Sugar Land Prep Optimum LearningWhy do some students constantly excel?

How are they self-propelled learning machines?

Sugar Land Prep begins training students as early as 6th grade using a step-by-step method that guides them through the learning process, from the first assignment to the final exam.

MAXIMUM GRADES. OPTIMUM LEARNING. MINIMUM TIME.

The core of our accelerated learning process is contained in our learning strategy. This is fundamental to making progress in our curriculum. Our Learning strategy is the next Matrix in training students to perform better, faster, and easier.

Our program is based on the Levels of Reading developed by Mortimer Adler who was the general editor of the Encyclopedia Britannica for 40 years and the Co-Editor of the Great Books of the Western World. In 1940, he published a book called (ironically) How to Read a Book where he introduced Four Levels of Reading: Basic, Inspectional, Analytical, and Syntopical. Most people learn Basic Reading (sentences, paragraphs, linear reading) in elementary school. However, rarely do people move to the higher READ Levels. We train our students in these higher READ Levels, providing them the Tools and Techniques to comprehend and understand better, faster, and easier.

Students are often told to “Study Hard,” yet few actually know how to study and even fewer have been trained. Our Study Strategies are derived from Oliver Wendell Holmes, Sr., father of the famous Supreme Court Justice. Dr. Holmes stated: “There are one-story intellects, two-story intellects, and three-story intellects with skylights. All fact collectors who have no aim beyond their facts are one-story intellects. Two-story intellects compare, reason, generalize, using the labor of fact collectors (one-story intellects). Three-story intellects idealize, imagine, predict–their best illumination comes from above the skylight.” We adapt this into what we call the “Holmes Hierarchy,” how we develop the intellect through a system of Gathering-Processing-Applying information. The Holmes Hierarchy is applicable to every component and every level of our program. In our program, we train students to use a system of thinking and information processing: Read, Organize, Analyze, and Document information – i.e., take notes! This method contains a specific STUDY and Note-Taking-Technique for each learning strategy level so students have an integrated learning system and strategy to learn better, faster, and easier.

Believe it or not, all writing in Western Civilization can be synthesized down to three classical patterns established by Socrates, Plato, and Aristotle. Socrates gave us the “Oratory,” Plato the “Dialogue,” and Aristotle his “Rhetoric,” each a synthesis of the previous pattern. These patterns help students organize, analyze, and document their information, thoughts, and understanding, and we have developed templates to help the student do this. Just like concrete is poured into forms, students pour their information, thoughts, and ideas into a template. Each range of templates is aligned with the appropriate level.
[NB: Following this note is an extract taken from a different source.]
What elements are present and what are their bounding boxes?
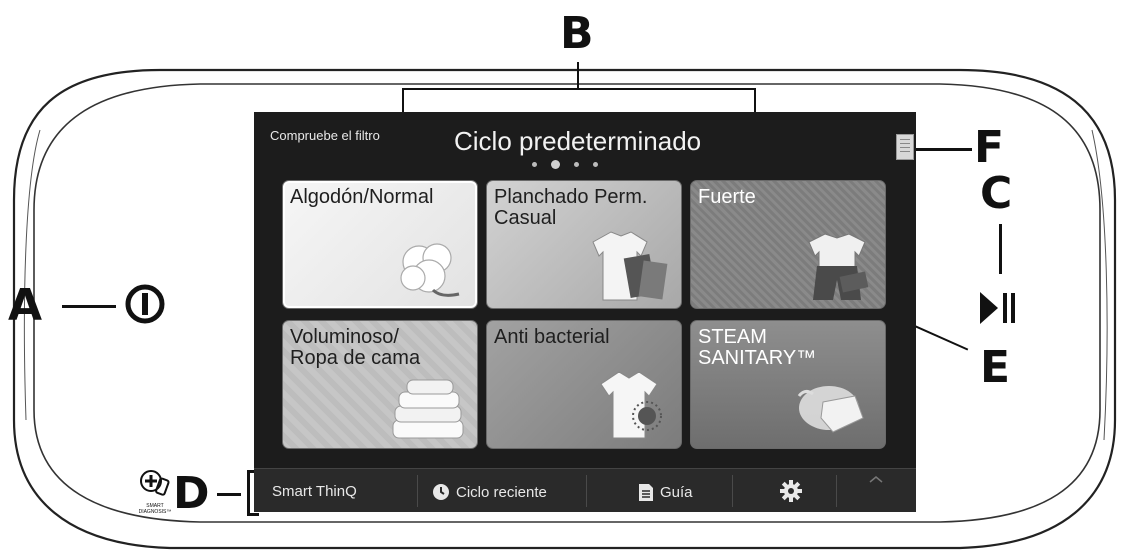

We do not expect mastery of these in one exposure. We do expect that the student has been exposed to and familiar with the content and can easily refer to the module when needed.

Students are expected to review this program at the start of each academic year for a refresher.

The Literature Program

  1. Purpose –A firm foundation in college preparatory literature is a key element to our program.
  2. Stages – We have multiple stages in our program: Initial Reading, Book Notes, Book Reports, and Thematic Papers.
  3. Initial Readings –New students start the reading program using the first chapter of many of the works in the high school required reading list. We use these readings to train the student on our reading process and prepare them for subsequent work.
  4. Book Notes – When the student begins his/her first novel, we have them do Book Notes for each chapter as a means of learning the elements of fiction (plot, setting, characters, and theme) and for cataloging that information. This is a vital skill that many college students fail to grasp and, thus, causes failure to succeed in college.
  5. Book Reports – After the student meets the Book Note requirements (which varies with the level of the student, the English courses taken, and the mastery of Book Notes), the student will embark on Book Reports. This process trains students how to organize and express their understanding of the author, the elements of literature, and their ability to summarize the content.
  6. Thematic Papers – Ultimately, students need to be prepared to write literary papers in college. Thematic Papers are required to train students to write Term Papers, Research Papers, etc., in college.